Plus que les mots, l'important est de voir quelles politiques se réclament de Friedmann, comment on les met en application, et quels sont leurs résultats. C'est à cela que s'attèle Naomi Klein, pas à une controverse de science économique. Pour une présentation moins anecdotique et ne chargeant pas que les hommes du parti républicain au pouvoir depuis Nixon jusqu'à George W. Bush on lira : Joseph E. Stiglitz, "La grande désillusion", Fayard, 2002. Et pour une interprétation qui ne néglige pas le rôle de la France (la grande absente du livre de Naomi Klein) on se reportera à Serge Halimi, "Le grand bond en arrière. Comment l'ordre libéral s'est imposé au monde", Fayard, 2004.

Les maux.

Après le formidable succès de "No Logo", l'enquêtrice de Toronto se livre ici à la dénonciation du libéralisme dans une étude implacable qui remonte aux racines du mal : les théories économiques de Milton Friedmann et leur application brutale, particulièrement quand les Républicains sont au pouvoir aux Etats-Unis. Chemin faisant, avec cette boussole anti-libérale, le lecteur révise ou approfondit l'histoire du monde depuis près d'un demi-siècle.

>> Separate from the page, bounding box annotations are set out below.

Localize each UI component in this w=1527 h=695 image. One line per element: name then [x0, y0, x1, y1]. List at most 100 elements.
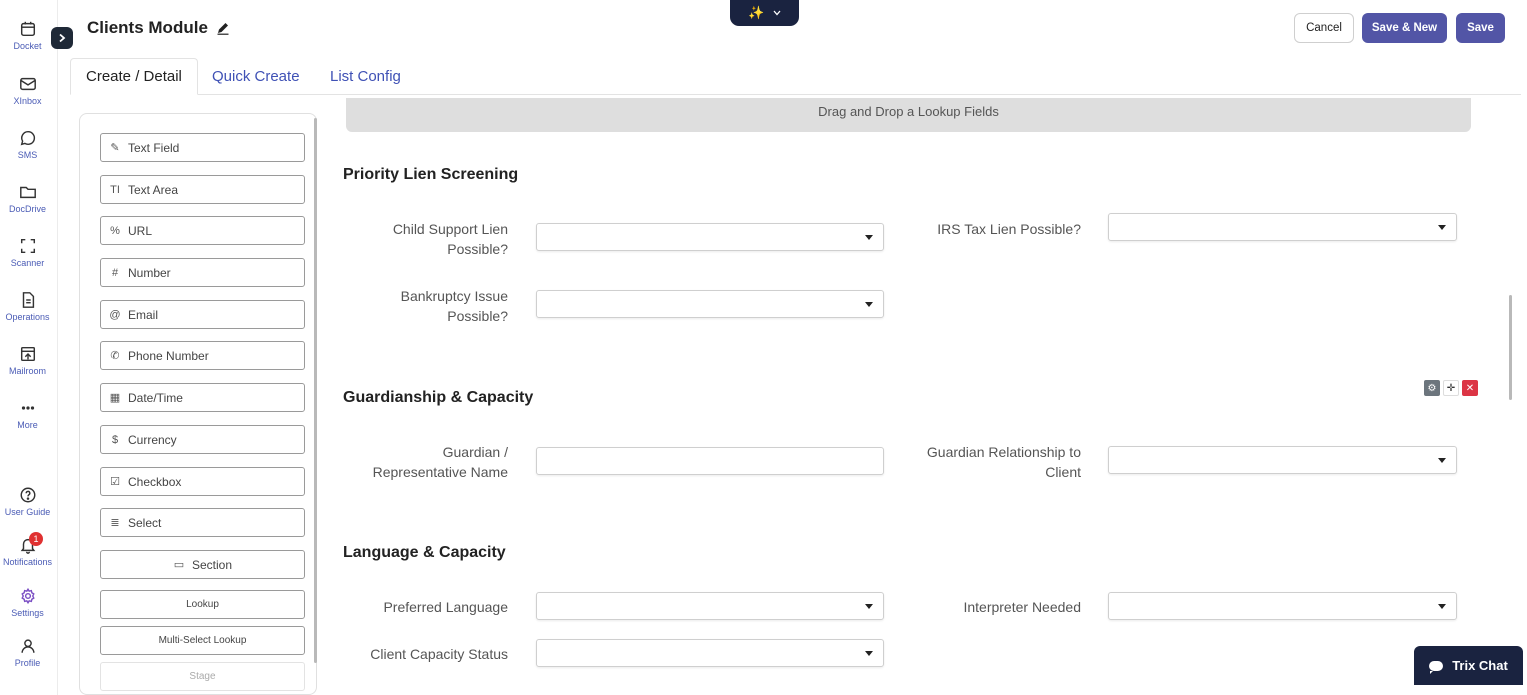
select-client-capacity-status[interactable] — [536, 639, 884, 667]
field-palette: ✎ Text Field TI Text Area % URL # Number @ Em… — [79, 113, 317, 695]
select-guardian-relationship[interactable] — [1108, 446, 1457, 474]
palette-label: Select — [128, 515, 162, 530]
field-label-irs-tax-lien: IRS Tax Lien Possible? — [937, 221, 1081, 237]
section-move-icon[interactable]: ✛ — [1443, 380, 1459, 396]
dollar-icon: $ — [111, 433, 119, 446]
section-delete-icon[interactable]: ✕ — [1462, 380, 1478, 396]
section-title-guardianship: Guardianship & Capacity — [343, 389, 534, 406]
field-label-guardian-name: Guardian / Representative Name — [372, 444, 508, 480]
gear-icon — [20, 587, 35, 605]
rail-item-profile[interactable]: Profile — [0, 637, 55, 668]
palette-currency[interactable]: $ Currency — [100, 425, 305, 454]
palette-url[interactable]: % URL — [100, 216, 305, 245]
caret-down-icon — [1438, 604, 1446, 609]
main-scrollbar[interactable] — [1509, 295, 1512, 400]
palette-select[interactable]: ≣ Select — [100, 508, 305, 537]
rail-item-more[interactable]: More — [0, 399, 55, 430]
caret-down-icon — [865, 604, 873, 609]
section-toolbar: ⚙ ✛ ✕ — [1424, 380, 1478, 396]
save-and-new-button[interactable]: Save & New — [1362, 13, 1447, 43]
select-irs-tax-lien[interactable] — [1108, 213, 1457, 241]
palette-label: Lookup — [186, 599, 219, 610]
palette-text-area[interactable]: TI Text Area — [100, 175, 305, 204]
tab-quick-create[interactable]: Quick Create — [197, 58, 315, 95]
phone-icon: ✆ — [110, 350, 120, 362]
rail-item-user-guide[interactable]: User Guide — [0, 486, 55, 517]
palette-text-field[interactable]: ✎ Text Field — [100, 133, 305, 162]
rail-item-settings[interactable]: Settings — [0, 587, 55, 618]
palette-lookup[interactable]: Lookup — [100, 590, 305, 619]
rail-item-scanner[interactable]: Scanner — [0, 237, 55, 268]
caret-down-icon — [1438, 458, 1446, 463]
trix-chat-button[interactable]: Trix Chat — [1414, 646, 1523, 685]
select-bankruptcy-issue[interactable] — [536, 290, 884, 318]
rail-label: SMS — [17, 150, 38, 160]
chevron-down-icon — [773, 10, 781, 16]
rail-item-operations[interactable]: Operations — [0, 291, 55, 322]
select-preferred-language[interactable] — [536, 592, 884, 620]
palette-label: Date/Time — [128, 390, 183, 405]
caret-down-icon — [865, 235, 873, 240]
rail-label: DocDrive — [8, 204, 46, 214]
tab-bar: Create / Detail Quick Create List Config — [70, 58, 1521, 95]
palette-phone-number[interactable]: ✆ Phone Number — [100, 341, 305, 370]
chevron-right-icon — [59, 33, 66, 43]
edit-icon: ✎ — [110, 142, 120, 154]
sparkle-icon: ✨ — [748, 5, 765, 20]
calendar-icon — [20, 21, 35, 37]
more-dots-icon — [21, 406, 34, 410]
mail-icon — [19, 77, 36, 91]
field-label-interpreter-needed: Interpreter Needed — [963, 599, 1081, 615]
edit-pencil-icon[interactable] — [216, 21, 230, 35]
dropzone-text: Drag and Drop a Lookup Fields — [818, 104, 999, 119]
palette-number[interactable]: # Number — [100, 258, 305, 287]
input-guardian-name[interactable] — [536, 447, 884, 475]
rail-label: XInbox — [13, 96, 42, 106]
left-rail: Docket XInbox SMS DocDrive Scanner Opera… — [0, 0, 58, 695]
rail-item-xinbox[interactable]: XInbox — [0, 75, 55, 106]
palette-section[interactable]: ▭ Section — [100, 550, 305, 579]
palette-label: Multi-Select Lookup — [158, 635, 247, 646]
save-button[interactable]: Save — [1456, 13, 1505, 43]
ai-assist-dropdown[interactable]: ✨ — [730, 0, 799, 26]
field-label-client-capacity: Client Capacity Status — [370, 646, 508, 662]
scan-icon — [20, 238, 35, 254]
palette-multi-select-lookup[interactable]: Multi-Select Lookup — [100, 626, 305, 655]
field-label-guardian-relationship: Guardian Relationship to Client — [926, 444, 1081, 480]
select-interpreter-needed[interactable] — [1108, 592, 1457, 620]
list-icon: ≣ — [110, 517, 120, 529]
rail-item-docdrive[interactable]: DocDrive — [0, 183, 55, 214]
cancel-button[interactable]: Cancel — [1294, 13, 1354, 43]
user-icon — [20, 639, 35, 653]
page-title-text: Clients Module — [87, 18, 208, 37]
rail-item-sms[interactable]: SMS — [0, 129, 55, 160]
select-child-support-lien[interactable] — [536, 223, 884, 251]
caret-down-icon — [1438, 225, 1446, 230]
rail-item-notifications[interactable]: 1 Notifications — [0, 532, 55, 567]
rail-label: Mailroom — [8, 366, 46, 376]
folder-icon — [19, 186, 36, 199]
palette-email[interactable]: @ Email — [100, 300, 305, 329]
palette-checkbox[interactable]: ☑ Checkbox — [100, 467, 305, 496]
rail-item-mailroom[interactable]: Mailroom — [0, 345, 55, 376]
at-icon: @ — [109, 308, 121, 321]
rail-label: Operations — [5, 312, 50, 322]
link-icon: % — [110, 224, 120, 237]
chat-label: Trix Chat — [1452, 658, 1508, 673]
rail-label: Notifications — [2, 557, 53, 567]
rail-label: Scanner — [10, 258, 45, 268]
rail-label: User Guide — [4, 507, 51, 517]
palette-scrollbar[interactable] — [314, 118, 317, 663]
section-settings-icon[interactable]: ⚙ — [1424, 380, 1440, 396]
tab-create-detail[interactable]: Create / Detail — [70, 58, 198, 95]
palette-stage[interactable]: Stage — [100, 662, 305, 691]
field-label-bankruptcy: Bankruptcy Issue Possible? — [400, 288, 508, 324]
hash-icon: # — [111, 266, 119, 279]
lookup-dropzone[interactable]: Drag and Drop a Lookup Fields — [346, 98, 1471, 132]
palette-date-time[interactable]: ▦ Date/Time — [100, 383, 305, 412]
sidebar-expand-button[interactable] — [51, 27, 73, 49]
rail-item-docket[interactable]: Docket — [0, 20, 55, 51]
notification-badge: 1 — [29, 532, 43, 546]
tab-list-config[interactable]: List Config — [315, 58, 416, 95]
field-label-child-support: Child Support Lien Possible? — [392, 221, 508, 257]
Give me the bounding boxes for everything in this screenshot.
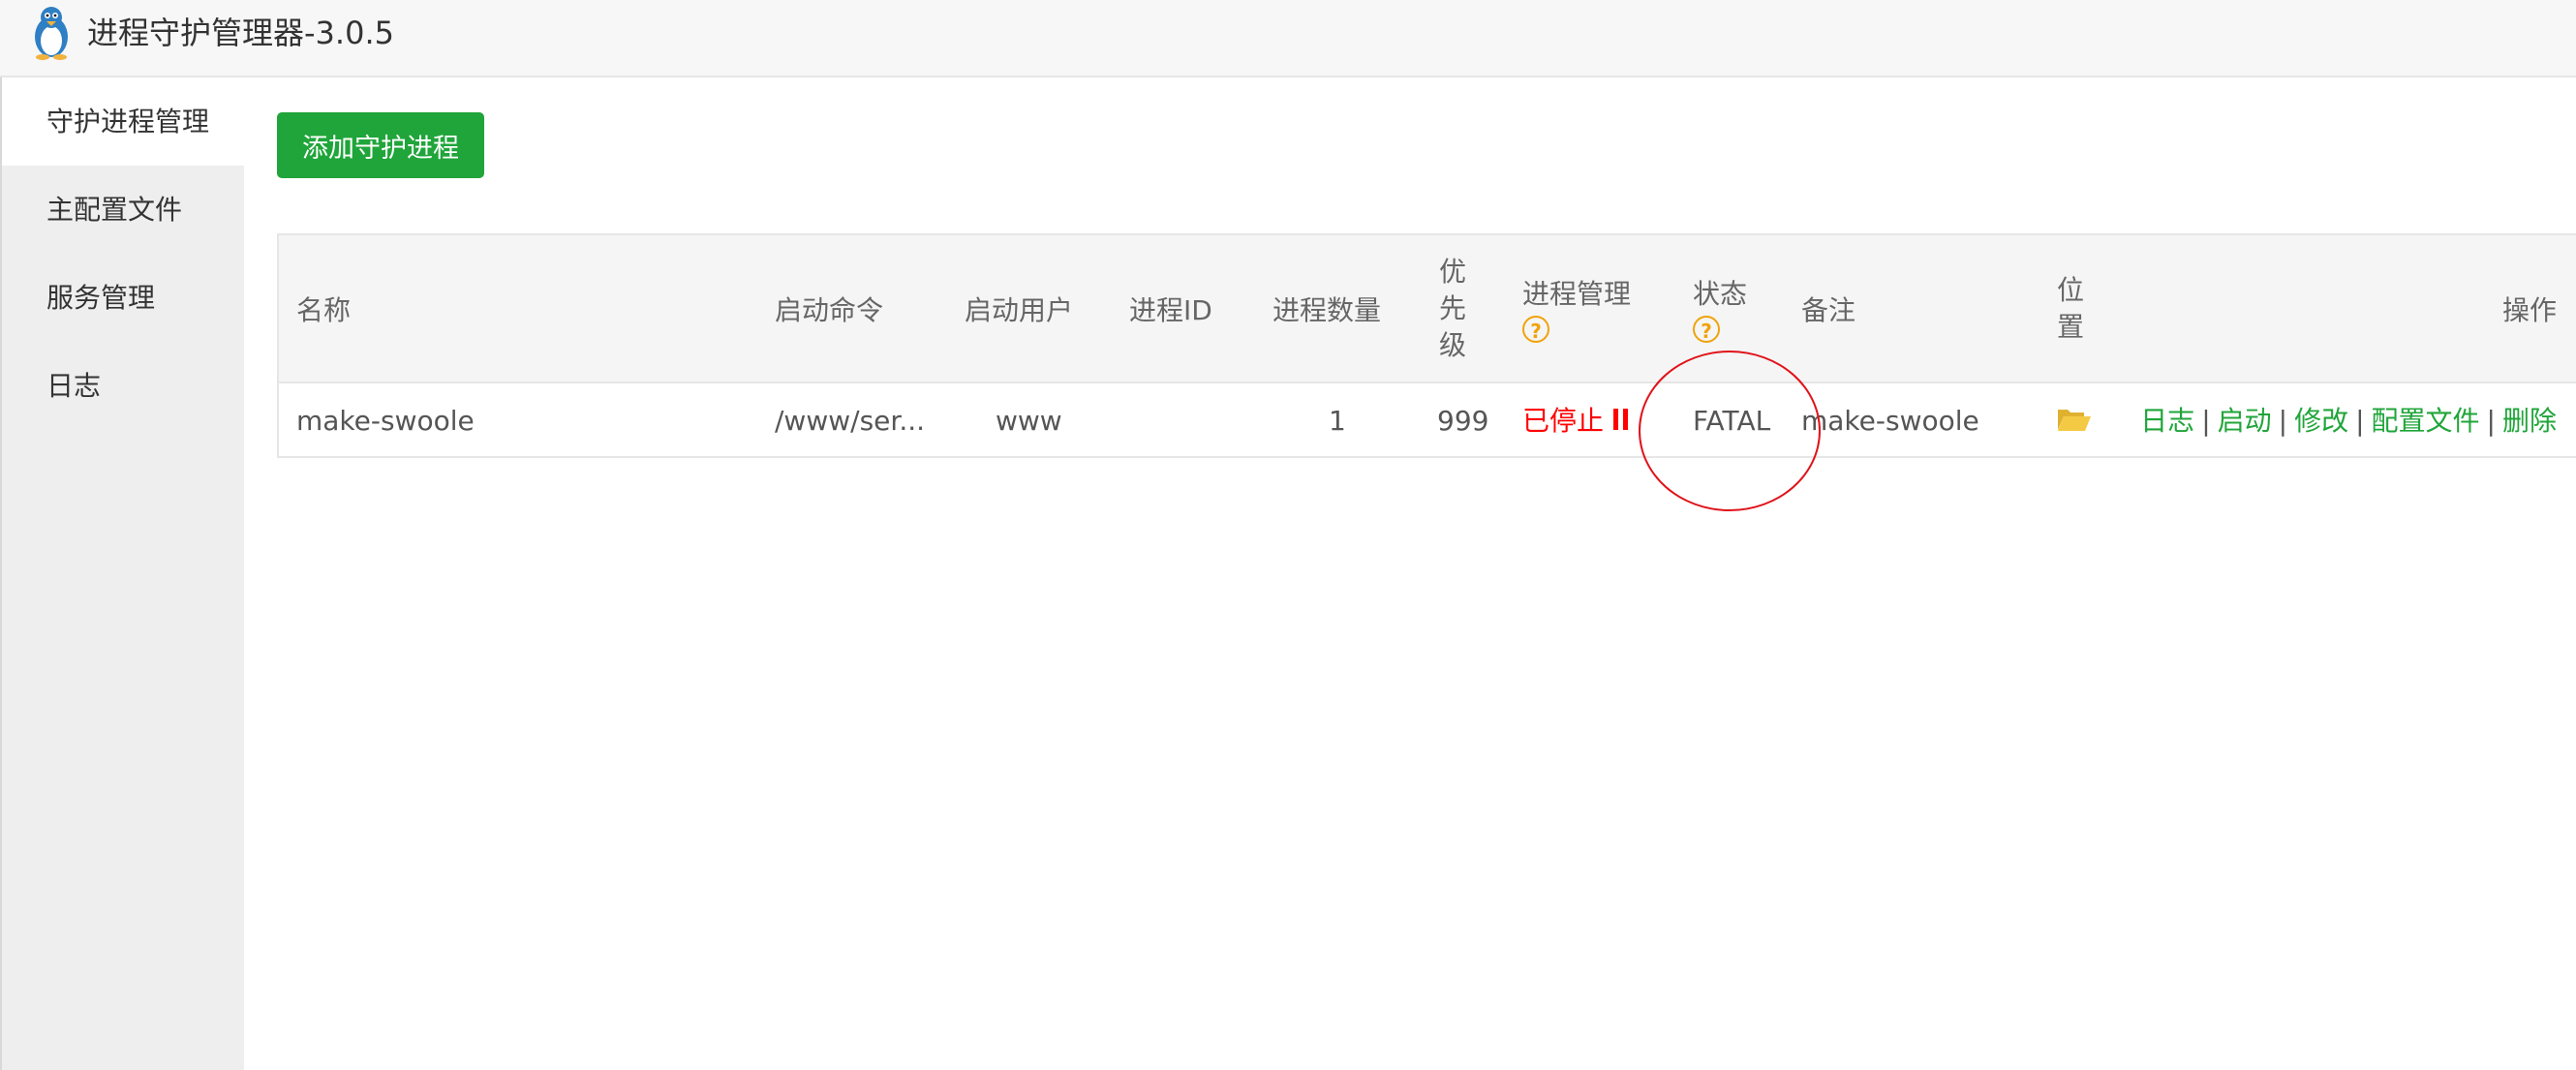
table-header: 名称 启动命令 启动用户 进程ID 进程数量 优先级 进程管理 ? 状态 ? 备… xyxy=(279,235,2576,383)
separator: | xyxy=(2278,405,2288,437)
process-table: 名称 启动命令 启动用户 进程ID 进程数量 优先级 进程管理 ? 状态 ? 备… xyxy=(277,233,2576,458)
separator: | xyxy=(2486,405,2496,437)
config-file-link[interactable]: 配置文件 xyxy=(2372,405,2480,437)
cell-command: /www/ser... xyxy=(775,405,926,437)
delete-link[interactable]: 删除 xyxy=(2502,405,2557,437)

L'enquête nous mène longuement en Amérique latine, puisque les "Chicago boys", étudiants sud-américains formés dans l'université où Friedmann enseigna de 1946 à 1976, furent utilisés par Nixon et Kissinger pour donner aux militaires chiliens un programme ultralibéral à appliquer après la chute du gouvernement de front populaire du président Allende (11 septembre 1973). Il fallait pour cela un traitement de choc : la vague d'arrestations, de tortures, de liquidations des opposants, qui marque l'installation de Pinochet au pouvoir, crée un tel effroi un tel choc dans la population qu'elle est prête à supporter tout ce qu'elle aurait refusé avant. 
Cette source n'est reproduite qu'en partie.